Si la lectura de esta crónica de desolación y muerte fascina, o más bien inquieta, es por sus descripciones sobrias, directas, sin ambages o excesivos ornamentos. Por ejemplo: «La ciudad tiene límites claros. Sus catorce manzanas de ancho brotan anilladas por un cordón terroso más allá del cual hay pocas cosas: las vías del tren en desuso, un galpón oxidado, la ruta y un cementerio». Y un poco más avanzado el libro: «Caminé por ese mar de postigos clausurados pensando en la ruta cortada, en los rumores: que el piquete se había levantado, que seguía hasta ese lunes o hasta el otro o el siguiente. No importaba. Podía estar ahí o haberse ido. El tiempo era un  río inmóvil, igual, un río de piedra».

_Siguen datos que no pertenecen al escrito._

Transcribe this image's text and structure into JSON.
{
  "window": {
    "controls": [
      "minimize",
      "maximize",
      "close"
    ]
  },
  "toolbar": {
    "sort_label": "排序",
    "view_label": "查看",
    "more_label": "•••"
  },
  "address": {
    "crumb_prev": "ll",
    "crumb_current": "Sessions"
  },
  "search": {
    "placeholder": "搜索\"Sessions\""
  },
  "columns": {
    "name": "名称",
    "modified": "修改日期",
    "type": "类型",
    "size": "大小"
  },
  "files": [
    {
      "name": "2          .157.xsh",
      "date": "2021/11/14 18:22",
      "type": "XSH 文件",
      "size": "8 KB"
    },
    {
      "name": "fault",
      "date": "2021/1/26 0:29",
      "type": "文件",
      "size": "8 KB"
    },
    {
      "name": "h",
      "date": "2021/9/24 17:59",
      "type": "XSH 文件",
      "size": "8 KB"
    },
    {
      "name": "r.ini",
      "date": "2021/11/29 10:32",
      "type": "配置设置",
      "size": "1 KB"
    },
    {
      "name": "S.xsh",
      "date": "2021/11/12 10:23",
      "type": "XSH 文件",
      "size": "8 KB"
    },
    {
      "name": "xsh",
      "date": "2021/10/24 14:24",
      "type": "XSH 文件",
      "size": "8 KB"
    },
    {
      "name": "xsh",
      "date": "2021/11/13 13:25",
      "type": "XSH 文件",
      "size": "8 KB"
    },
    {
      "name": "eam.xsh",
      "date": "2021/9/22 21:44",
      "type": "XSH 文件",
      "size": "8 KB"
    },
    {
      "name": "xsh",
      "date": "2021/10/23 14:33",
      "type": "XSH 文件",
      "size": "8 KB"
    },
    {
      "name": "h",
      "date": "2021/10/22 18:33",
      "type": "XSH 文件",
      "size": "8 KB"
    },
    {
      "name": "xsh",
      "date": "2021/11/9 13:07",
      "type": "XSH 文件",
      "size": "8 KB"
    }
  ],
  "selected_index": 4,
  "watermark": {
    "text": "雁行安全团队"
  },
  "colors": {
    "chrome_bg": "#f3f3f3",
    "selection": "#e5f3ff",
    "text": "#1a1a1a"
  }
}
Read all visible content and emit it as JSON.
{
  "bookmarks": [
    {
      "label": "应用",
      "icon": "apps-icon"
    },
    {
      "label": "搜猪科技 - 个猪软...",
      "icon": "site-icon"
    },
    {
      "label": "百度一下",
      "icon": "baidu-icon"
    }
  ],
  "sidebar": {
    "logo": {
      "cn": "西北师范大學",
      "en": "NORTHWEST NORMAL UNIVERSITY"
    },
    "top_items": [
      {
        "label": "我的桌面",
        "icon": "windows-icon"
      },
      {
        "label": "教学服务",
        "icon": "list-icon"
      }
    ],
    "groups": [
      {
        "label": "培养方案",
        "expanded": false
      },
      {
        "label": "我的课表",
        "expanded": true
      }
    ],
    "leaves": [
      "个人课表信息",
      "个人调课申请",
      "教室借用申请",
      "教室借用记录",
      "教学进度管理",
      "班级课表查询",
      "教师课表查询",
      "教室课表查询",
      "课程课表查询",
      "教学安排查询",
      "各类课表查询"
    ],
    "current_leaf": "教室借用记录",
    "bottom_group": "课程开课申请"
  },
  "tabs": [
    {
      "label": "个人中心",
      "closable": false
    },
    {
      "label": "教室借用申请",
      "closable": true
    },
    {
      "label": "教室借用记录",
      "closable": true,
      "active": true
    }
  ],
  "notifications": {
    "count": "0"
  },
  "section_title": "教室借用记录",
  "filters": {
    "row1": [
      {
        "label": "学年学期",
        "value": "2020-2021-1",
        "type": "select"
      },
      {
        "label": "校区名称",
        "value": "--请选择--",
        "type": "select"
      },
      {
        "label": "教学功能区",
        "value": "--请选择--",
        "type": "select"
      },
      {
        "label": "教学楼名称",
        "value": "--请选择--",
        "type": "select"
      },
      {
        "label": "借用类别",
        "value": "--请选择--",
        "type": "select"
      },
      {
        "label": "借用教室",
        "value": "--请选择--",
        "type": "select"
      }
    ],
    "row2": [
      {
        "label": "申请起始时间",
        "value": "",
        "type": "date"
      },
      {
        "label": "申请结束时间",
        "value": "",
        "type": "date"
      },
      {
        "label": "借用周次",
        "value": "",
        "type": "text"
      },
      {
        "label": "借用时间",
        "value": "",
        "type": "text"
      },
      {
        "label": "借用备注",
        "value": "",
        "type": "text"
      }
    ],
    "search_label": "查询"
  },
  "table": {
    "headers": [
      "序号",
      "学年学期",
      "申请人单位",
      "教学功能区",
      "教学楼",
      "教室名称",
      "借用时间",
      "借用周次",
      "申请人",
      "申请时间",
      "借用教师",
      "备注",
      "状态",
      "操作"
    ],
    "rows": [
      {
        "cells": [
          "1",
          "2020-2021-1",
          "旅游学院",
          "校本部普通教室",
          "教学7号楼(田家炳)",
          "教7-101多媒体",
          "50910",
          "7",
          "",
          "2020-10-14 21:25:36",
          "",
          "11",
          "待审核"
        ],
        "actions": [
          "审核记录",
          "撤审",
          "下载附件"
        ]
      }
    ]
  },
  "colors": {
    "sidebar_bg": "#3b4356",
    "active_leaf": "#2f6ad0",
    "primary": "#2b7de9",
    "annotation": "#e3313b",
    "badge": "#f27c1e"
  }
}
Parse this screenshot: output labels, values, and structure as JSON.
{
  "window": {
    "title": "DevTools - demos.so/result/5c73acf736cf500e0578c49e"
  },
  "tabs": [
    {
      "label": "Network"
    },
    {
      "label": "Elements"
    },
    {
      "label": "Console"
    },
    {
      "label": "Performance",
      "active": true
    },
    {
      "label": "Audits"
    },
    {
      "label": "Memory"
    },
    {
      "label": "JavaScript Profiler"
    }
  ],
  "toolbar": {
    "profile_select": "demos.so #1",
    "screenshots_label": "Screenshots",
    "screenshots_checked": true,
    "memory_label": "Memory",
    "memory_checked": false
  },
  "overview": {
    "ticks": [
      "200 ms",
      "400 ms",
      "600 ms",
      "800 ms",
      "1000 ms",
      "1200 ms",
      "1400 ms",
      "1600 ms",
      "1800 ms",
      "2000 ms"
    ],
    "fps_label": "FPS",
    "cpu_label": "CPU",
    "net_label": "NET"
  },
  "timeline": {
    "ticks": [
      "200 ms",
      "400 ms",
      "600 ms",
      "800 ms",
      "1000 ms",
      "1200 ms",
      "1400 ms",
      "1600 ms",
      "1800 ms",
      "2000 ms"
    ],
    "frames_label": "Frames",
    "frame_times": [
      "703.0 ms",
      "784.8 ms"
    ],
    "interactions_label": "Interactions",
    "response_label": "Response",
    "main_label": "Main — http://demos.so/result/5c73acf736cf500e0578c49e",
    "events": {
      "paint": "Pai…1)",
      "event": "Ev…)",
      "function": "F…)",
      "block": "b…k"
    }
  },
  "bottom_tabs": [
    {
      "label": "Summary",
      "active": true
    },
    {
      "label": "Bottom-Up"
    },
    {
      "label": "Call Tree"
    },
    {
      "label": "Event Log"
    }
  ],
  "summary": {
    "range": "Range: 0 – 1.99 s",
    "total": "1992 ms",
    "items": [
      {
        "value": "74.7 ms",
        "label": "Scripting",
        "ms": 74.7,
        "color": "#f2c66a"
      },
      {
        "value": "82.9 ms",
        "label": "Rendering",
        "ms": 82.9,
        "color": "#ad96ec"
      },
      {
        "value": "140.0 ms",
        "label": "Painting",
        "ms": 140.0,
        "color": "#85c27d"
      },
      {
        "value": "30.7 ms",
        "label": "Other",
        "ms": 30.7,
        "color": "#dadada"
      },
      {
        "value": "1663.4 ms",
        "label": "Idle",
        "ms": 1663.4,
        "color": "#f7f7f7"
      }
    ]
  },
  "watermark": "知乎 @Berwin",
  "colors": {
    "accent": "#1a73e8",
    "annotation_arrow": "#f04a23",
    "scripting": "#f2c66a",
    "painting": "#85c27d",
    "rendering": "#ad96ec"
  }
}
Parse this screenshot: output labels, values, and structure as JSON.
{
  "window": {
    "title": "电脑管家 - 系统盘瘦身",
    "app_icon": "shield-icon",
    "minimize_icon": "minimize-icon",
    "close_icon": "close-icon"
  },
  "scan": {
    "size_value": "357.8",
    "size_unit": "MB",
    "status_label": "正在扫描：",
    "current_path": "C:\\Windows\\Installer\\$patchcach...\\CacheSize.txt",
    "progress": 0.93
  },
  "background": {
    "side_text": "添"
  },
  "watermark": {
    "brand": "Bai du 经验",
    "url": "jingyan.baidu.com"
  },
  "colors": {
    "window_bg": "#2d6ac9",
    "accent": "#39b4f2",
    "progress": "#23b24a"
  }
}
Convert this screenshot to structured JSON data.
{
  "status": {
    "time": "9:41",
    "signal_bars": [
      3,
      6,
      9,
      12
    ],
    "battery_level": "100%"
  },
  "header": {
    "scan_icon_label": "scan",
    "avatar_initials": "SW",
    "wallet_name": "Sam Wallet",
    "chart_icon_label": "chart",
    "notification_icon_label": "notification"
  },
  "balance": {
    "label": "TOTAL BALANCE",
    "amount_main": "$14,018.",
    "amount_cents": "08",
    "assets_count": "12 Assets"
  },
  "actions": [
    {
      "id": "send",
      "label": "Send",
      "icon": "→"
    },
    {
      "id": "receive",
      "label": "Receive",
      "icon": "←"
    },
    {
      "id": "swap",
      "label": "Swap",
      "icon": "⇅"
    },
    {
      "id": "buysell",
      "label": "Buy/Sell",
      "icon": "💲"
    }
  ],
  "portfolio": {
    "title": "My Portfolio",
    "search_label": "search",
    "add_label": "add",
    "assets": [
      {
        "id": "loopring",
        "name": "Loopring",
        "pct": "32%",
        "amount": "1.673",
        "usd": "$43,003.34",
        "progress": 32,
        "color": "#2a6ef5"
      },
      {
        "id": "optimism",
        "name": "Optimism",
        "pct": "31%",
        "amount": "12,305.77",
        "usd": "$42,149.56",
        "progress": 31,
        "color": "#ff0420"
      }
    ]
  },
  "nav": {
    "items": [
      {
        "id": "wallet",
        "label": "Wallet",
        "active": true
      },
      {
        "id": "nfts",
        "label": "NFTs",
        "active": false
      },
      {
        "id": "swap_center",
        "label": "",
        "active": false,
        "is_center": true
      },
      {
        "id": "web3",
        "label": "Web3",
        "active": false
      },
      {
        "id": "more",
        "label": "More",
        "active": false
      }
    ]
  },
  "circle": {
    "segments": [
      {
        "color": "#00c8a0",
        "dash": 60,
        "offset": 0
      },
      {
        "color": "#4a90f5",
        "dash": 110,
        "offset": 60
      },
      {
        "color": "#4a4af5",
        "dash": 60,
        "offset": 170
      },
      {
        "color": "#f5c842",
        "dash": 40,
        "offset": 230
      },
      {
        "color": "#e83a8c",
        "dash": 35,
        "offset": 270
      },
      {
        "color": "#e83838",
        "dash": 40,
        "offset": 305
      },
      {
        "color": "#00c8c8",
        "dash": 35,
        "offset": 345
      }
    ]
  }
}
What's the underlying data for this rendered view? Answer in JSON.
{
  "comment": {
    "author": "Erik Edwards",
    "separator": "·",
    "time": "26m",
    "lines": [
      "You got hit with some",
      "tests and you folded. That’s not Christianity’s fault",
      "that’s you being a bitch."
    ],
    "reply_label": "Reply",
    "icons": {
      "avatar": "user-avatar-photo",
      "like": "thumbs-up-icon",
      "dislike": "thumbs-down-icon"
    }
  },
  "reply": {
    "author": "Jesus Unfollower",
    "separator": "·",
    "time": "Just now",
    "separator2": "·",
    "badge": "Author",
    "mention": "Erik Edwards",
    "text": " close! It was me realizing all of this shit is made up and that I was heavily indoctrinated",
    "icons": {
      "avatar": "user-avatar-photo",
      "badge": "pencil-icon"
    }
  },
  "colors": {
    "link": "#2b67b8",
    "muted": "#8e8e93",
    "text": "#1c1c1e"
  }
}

Estos 12 suicidios de los que aquí hemos hablado no fueron los únicos. Con la llegada del nuevo milenio, vinieron más: Marcos Iván Barrientos (12 años) se ahorcó el 3 de enero de 2003; Jorge Alejandro Ruiz (25 años) se ahorcó el 28 de abril con su propio cinturón; Jonatan E. González (16 años) se ahorcó en el camping municipal el 4 de mayo de ese mismo año; Ignacio Palacios (25 años) decidió ahorcarse en la cancha de fútbol del club Tehuelches el 8 de junio; Víctor Fabián Cayumil (23 años) se colgó  de un tanque de agua el 30 de enero de 2005; Raúl Moye (82 años) también falleció ahorcado el jueves 3 de febrero del mismo año; y Pedro Parada (62 años), se suicidó de igual manera el 8 de febrero. Nada dijeron de los muertos del Sur los periódicos de Buenos Aires. Ese fue el fin de todo.

 

Detalles de la publicación: GUERRIERO, Leila. Los suicidas del fin del mundo. Crónica de un pueblo patagónico. Argentina: Tusquets Editores, 2005. 1ª edición. 230 páginas.